Feedback should be immediate, specific, and behavioral. Instead of “your prompting was inconsistent,” try “during the third trial of the tacting program, you gave a full verbal model after only two seconds. The protocol calls for a five-second delay. Let’s practice the timing.” That’s feedback a supervisee can act on. If you can’t deliver feedback in the moment, take notes during observation — timestamps, specific behaviors, exact words used — so your delayed feedback still has the precision of real-time correction.

3. Failing to set expectations from day one

Many new supervisors assume their supervisees understand what’s expected. They don’t. Your supervisee may have had three previous supervisors, each with different standards for data collection, session notes, and communication. If you don’t explicitly define your expectations — how quickly you expect data to be graphed, what constitutes an emergency worth a phone call, how to prepare for supervision meetings — you’ll spend months frustrated by gaps that were never actually communicated.

Create a supervision agreement in your first meeting. Put it in writing. Cover logistics (scheduling, cancellation policy, documentation requirements) and clinical expectations (how you want programs run, what decisions the supervisee can make independently, when they need to consult you). Revisit it quarterly. This isn’t bureaucracy — it’s the antecedent arrangement that makes everything else work.

The quality of your supervision shapes the quality of services your supervisee delivers. Every shortcut you take in developing them is a shortcut that reaches their clients.

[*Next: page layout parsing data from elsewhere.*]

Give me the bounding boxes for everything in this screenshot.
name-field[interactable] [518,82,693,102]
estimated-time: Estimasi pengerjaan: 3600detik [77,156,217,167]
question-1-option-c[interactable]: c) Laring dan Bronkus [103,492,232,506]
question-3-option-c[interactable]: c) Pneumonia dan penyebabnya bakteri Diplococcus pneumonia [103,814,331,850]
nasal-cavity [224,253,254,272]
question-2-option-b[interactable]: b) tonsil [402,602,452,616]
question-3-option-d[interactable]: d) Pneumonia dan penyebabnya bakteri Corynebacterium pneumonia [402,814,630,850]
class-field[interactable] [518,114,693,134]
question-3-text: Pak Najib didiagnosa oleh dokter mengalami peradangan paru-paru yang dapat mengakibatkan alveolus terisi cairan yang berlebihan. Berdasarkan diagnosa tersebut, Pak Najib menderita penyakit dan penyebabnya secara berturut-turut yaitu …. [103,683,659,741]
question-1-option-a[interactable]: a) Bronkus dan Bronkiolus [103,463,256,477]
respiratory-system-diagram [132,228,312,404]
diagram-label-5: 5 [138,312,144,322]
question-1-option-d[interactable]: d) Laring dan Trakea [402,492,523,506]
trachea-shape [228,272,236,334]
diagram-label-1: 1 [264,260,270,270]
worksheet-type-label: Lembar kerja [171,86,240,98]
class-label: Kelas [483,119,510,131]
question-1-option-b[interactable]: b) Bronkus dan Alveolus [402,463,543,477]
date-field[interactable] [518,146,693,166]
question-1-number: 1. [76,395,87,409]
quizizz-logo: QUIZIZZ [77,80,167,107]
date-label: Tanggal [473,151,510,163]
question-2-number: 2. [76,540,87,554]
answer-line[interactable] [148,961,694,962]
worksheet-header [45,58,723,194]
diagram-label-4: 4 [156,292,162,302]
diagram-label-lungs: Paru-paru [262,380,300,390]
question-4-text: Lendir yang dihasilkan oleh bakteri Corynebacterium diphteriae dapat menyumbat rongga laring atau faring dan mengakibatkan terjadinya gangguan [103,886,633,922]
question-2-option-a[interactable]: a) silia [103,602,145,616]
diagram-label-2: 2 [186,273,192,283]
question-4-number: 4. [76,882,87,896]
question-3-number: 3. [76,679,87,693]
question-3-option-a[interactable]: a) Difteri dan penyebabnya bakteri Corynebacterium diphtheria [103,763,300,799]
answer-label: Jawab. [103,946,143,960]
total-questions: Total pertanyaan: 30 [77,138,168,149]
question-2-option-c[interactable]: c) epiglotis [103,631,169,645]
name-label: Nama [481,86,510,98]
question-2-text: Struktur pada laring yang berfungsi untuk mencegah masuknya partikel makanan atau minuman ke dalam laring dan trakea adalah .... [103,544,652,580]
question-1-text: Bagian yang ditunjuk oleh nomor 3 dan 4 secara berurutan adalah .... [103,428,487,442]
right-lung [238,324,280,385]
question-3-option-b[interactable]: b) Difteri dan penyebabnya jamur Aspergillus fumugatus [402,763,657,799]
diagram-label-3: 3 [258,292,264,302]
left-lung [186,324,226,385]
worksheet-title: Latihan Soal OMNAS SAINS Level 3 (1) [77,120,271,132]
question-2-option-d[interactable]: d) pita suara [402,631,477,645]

4. Avoiding difficult performance conversations

A supervisee consistently arrives late to sessions. Another keeps making the same data collection error despite two corrections. A third has started pushing back on program changes in front of caregivers. You notice all of it. You document some of it. But you don’t address it directly because the conversation feels uncomfortable, or because you’re worried about damaging the relationship.

Here’s what happens when you avoid these conversations: the behavior continues, your frustration builds, and when you finally address it, the conversation is bigger and harder than it needed to be. The supervisee feels blindsided because they had no idea there was a problem — you never told them. Meanwhile, clients received substandard services for weeks or months while you waited for the right moment.

Address performance issues early, directly, and without apology. Use the same behavioral language you’d use in a clinical context: describe the behavior you observed, explain why it matters, state what you expect going forward, and ask what support they need to get there. Most supervisees respond well to direct feedback when it’s delivered respectfully. The ones who don’t respond well still need to hear it.

5. Supervising beyond your competence

You’ve been a BCBA for eighteen months. Your caseload is primarily early intervention — discrete trial instruction, manding programs, basic functional analyses. Then your agency assigns you a supervisee working with an adolescent client who engages in severe self-injury maintained by automatic reinforcement. You’ve read about it. You took a course on it in graduate school. But you’ve never actually managed a case like this.

Supervising in areas where you lack direct clinical experience is one of the most common and most dangerous mistakes new BCBAs make. The ethics code is clear: you should only provide services — including supervision — within the boundaries of your competence. That doesn’t mean you can never expand. It means you need to seek consultation, pursue additional training, or co-supervise with a more experienced colleague when a case exceeds your current skill set. Your supervisee is relying on your guidance. If your guidance is based on textbook knowledge rather than clinical experience, you’re both operating on thin ice.


Supervision isn’t a task you add to your schedule — it’s a clinical skill that requires the same deliberate practice, self-assessment, and continuing education as any other competency area. The supervisors who invest in getting it right early are the ones who build teams that deliver excellent services for years to come.